Three years ago, Secretary of Defense Donald H. Rumsfeld wrote a memo to his colleagues in the Pentagon posing a critical question in the “long war’’ against terrorism: Is Washington’s strategy successfully killing or capturing terrorists faster than new enemies are being created?
This is from the New York Times' David Sanger's piece
Study Doesn’t Share Bush’s Optimism on Terror Fight. Sanger points out that the portions of the NIE released yesterday (
see below) seem to answer that question and the answer is
NO.
Portions of the report appear to bolster President Bush’s argument that the only way to defeat the terrorists is to keep unrelenting military pressure on them. But nowhere in the assessment is any evidence to support Mr. Bush’s confident-sounding assertion this month in Atlanta that “America is winning the war on terror.’’
And what about Democracy Building and Iraq? As for Iraq the report plainly states that it has become
'the "cause celebre" for jihadists' and
It also suggests that while democratization and “exposing the religious and political straitjacket that is implied by the jihadists’ propaganda’’ might dim the appeal of the terrorist groups, those factors are now outweighed by the dangerous brew of fear of Western domination, the battle for Iraq’s future and the slow pace of real economic or political progress.
Yet the intelligence report bears none of Mr. Bush’s long-range optimism. Rather it dwells on Mr. Rumsfeld’s darker question, which he put cheekily as, “Is our current situation such that ‘the harder we work, the behinder we get?’ ”

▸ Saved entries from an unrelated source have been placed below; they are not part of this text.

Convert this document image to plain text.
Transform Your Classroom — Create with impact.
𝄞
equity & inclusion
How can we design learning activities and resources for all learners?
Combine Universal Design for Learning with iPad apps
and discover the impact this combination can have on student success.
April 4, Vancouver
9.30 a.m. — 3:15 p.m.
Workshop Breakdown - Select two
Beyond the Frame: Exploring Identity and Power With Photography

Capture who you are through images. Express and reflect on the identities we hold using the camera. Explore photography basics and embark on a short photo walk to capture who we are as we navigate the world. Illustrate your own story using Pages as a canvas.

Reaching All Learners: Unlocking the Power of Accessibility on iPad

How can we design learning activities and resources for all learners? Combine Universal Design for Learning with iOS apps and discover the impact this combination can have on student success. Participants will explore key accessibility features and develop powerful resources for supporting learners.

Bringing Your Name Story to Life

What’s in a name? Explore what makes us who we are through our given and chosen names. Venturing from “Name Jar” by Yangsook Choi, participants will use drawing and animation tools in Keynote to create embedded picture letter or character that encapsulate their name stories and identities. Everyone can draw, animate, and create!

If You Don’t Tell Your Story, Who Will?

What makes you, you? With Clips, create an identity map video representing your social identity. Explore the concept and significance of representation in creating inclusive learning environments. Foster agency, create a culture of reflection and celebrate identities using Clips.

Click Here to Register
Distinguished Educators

Tuesday’s declassified report asked a more subtle version of that question. It notes that while democratization might “begin to slow the spread’’ of extremism, the “destabilizing transitions’’ caused by political change “will create new opportunities for jihadists to exploit.’’
While George W. Bush may have released the report thinking it verified his delusional optimism any thinking person will see the opposite. George W. Bush is losing in Iraq, losing in Afghanistan and yes, losing the so called war on terror. But is the administration getting what it really wants? As
Paul Craig Roberts suggested a few day ago:
Neocons seek maximum chaos and instability in the Middle East in order to justify long-term US occupation of the region.
If that's what they want their effort is proving to be a great success.